Abhay K.'s book of poems, “Candling the Light” (Yash Publications) launches this Thursday in New Delhi. In the slim volume he recalls how he surprised himself on his first visit to Moscow — where he was sent to specialise in Russian — by responding to the beautiful city with spontaneous poetry. “You remember how Valmiki wrote the Ramayana when he saw a bird hurt? For me something happened in Moscow.... The word flow was unstoppable. Maybe (the experience of) a new country, a different civilisation, opened up something in me.”
Still, something latent must have driven him to write poems rather than effusive prose!
“My father was a teacher. We had lots and lots of books at home,” he recounts. “I ended up reading so much as a child.”
Besides the poetry of Ramdhari Singh ‘Dinkar', Kabir and others, his mind was opened up by stories narrated by his grandmother: Panchatantra and other classics. “I grew up inculcating what was the essence of Indian literature.”
Thus enriched, Abhay, growing up in Nalanda, Bihar, studied in Hindi medium till class X. Then how come his poetry didn't spontaneously flow in his mother tongue?
“Yes my mother tongue is Hindi,” he agrees. “I can write in Hindi, but I consciously don't. I am comfortable in both languages but English is the language of global reach. Ultimately you write to be read.”

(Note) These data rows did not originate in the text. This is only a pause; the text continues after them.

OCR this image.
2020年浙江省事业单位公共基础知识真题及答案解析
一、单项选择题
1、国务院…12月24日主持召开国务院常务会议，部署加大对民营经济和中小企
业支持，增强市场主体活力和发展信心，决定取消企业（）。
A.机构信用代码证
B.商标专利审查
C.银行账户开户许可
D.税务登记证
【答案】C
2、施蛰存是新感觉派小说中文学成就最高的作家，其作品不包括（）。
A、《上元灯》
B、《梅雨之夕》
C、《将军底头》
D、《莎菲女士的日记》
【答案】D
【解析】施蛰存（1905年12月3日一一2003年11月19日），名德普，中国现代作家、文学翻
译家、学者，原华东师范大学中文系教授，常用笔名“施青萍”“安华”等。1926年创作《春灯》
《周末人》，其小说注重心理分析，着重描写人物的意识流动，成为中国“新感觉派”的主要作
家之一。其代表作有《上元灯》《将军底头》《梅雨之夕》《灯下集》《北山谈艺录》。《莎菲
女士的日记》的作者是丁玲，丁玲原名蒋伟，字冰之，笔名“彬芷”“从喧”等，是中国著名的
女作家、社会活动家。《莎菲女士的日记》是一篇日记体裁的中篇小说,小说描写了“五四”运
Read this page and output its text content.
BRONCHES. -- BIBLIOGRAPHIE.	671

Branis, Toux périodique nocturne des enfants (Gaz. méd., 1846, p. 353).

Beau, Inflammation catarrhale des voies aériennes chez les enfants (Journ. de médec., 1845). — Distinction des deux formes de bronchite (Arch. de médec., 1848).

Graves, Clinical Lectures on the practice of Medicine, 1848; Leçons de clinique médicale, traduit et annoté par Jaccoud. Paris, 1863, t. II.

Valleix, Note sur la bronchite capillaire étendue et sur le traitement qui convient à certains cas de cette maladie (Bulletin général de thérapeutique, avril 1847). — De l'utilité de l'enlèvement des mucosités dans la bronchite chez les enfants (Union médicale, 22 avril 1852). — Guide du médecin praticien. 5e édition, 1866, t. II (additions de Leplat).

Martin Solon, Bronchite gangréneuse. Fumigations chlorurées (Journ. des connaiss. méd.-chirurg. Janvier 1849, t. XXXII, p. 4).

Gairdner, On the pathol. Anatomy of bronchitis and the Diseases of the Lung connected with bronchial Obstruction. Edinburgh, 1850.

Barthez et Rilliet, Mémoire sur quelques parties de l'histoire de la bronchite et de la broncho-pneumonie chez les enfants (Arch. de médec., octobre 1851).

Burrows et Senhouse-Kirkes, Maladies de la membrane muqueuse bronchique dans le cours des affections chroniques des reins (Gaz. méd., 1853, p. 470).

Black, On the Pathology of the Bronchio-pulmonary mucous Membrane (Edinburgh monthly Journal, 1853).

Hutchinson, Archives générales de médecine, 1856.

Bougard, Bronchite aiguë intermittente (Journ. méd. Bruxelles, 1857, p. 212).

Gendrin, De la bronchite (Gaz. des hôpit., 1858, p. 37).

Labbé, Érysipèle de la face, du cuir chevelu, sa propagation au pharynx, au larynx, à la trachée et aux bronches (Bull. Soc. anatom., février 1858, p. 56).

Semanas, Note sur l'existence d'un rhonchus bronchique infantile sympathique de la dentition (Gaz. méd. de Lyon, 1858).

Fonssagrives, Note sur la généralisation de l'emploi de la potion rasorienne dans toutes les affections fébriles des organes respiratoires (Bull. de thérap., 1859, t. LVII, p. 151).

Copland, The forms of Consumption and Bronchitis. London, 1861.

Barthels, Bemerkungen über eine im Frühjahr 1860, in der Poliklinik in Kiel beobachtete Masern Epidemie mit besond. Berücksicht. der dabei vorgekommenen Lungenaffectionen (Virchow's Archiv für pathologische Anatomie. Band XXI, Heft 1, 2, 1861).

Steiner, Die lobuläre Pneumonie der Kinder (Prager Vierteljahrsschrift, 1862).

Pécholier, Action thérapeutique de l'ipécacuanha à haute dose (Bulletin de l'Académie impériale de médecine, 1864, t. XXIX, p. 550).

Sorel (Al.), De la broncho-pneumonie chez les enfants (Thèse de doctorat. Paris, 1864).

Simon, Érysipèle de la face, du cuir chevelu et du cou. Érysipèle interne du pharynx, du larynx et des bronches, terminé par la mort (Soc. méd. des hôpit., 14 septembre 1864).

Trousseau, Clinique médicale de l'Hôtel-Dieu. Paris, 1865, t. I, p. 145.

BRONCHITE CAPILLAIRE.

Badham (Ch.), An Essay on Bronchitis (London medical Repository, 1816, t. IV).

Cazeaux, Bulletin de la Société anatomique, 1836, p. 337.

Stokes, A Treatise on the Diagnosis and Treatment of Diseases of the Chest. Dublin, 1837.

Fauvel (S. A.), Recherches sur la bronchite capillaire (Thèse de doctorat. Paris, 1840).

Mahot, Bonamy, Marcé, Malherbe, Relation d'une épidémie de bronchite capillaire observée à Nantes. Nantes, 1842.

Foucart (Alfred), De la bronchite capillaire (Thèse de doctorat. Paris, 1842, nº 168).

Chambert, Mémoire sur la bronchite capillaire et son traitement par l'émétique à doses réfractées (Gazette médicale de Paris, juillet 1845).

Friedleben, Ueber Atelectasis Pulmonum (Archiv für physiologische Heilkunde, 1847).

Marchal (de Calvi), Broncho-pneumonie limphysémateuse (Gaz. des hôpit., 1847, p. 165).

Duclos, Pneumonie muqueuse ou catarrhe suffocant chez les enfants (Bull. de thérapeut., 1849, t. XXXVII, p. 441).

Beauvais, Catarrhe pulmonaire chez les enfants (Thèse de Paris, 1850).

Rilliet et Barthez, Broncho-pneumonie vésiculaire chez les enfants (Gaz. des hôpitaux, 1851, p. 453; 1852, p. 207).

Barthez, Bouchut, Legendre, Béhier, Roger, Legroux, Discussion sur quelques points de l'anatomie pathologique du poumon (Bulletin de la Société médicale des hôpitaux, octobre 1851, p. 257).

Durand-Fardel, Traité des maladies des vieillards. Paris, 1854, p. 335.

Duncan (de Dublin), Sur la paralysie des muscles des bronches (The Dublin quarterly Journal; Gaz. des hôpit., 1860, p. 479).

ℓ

And while admitting that his favourite writers are Indian ones, though he has studied English writers too, and conceding that poetry “has a special flow when you express it in the mother tongue,” Abhay yet hesitates since he has become more comfortable with English. “Literary Hindi is much more difficult than literary English,” he feels.
The point could be debated, but Abhay comes to the issue at the heart of his writing, and the one that seamlessly unifies his existence as a diplomat and a poet. He targets those readers for whom English is the second language. “…who want to find something across the borders.”
Dedicating his book to “our common humanity”, he notes, “I write for an audience very consciously which is not from my birthplace. Neither do I write for people in the U.K. or U.S.”
The concept of a common humanity is more tangible now than ever before, thanks to the Internet. English speaking youngsters in Chennai today would have more in common with youngsters in Cairo than with their own non-English speaking compatriots, he remarks.
Recognising this “tremendous change and the kind of literature they consume — this is for them,” says the poet, who is inspired by Kabir because of his universal vision couched in minimalist verse and also by Tagore — “not just because of his poems but because of his liberal outlook”.
If Tagore spoke of liberating humanity from the walls we build around ourselves, says Abhay, “I want to take a step forward from Tagore. Humanism is about humanity but there are billions of other species…How long we survive depends on how we care for other living and non-living species.”
Also a painter, Abhay, has written five books of prose and poetry before this. And next, he reveals, “Í am writing a poetry book on Delhi. Delhi has a seduction of its own.”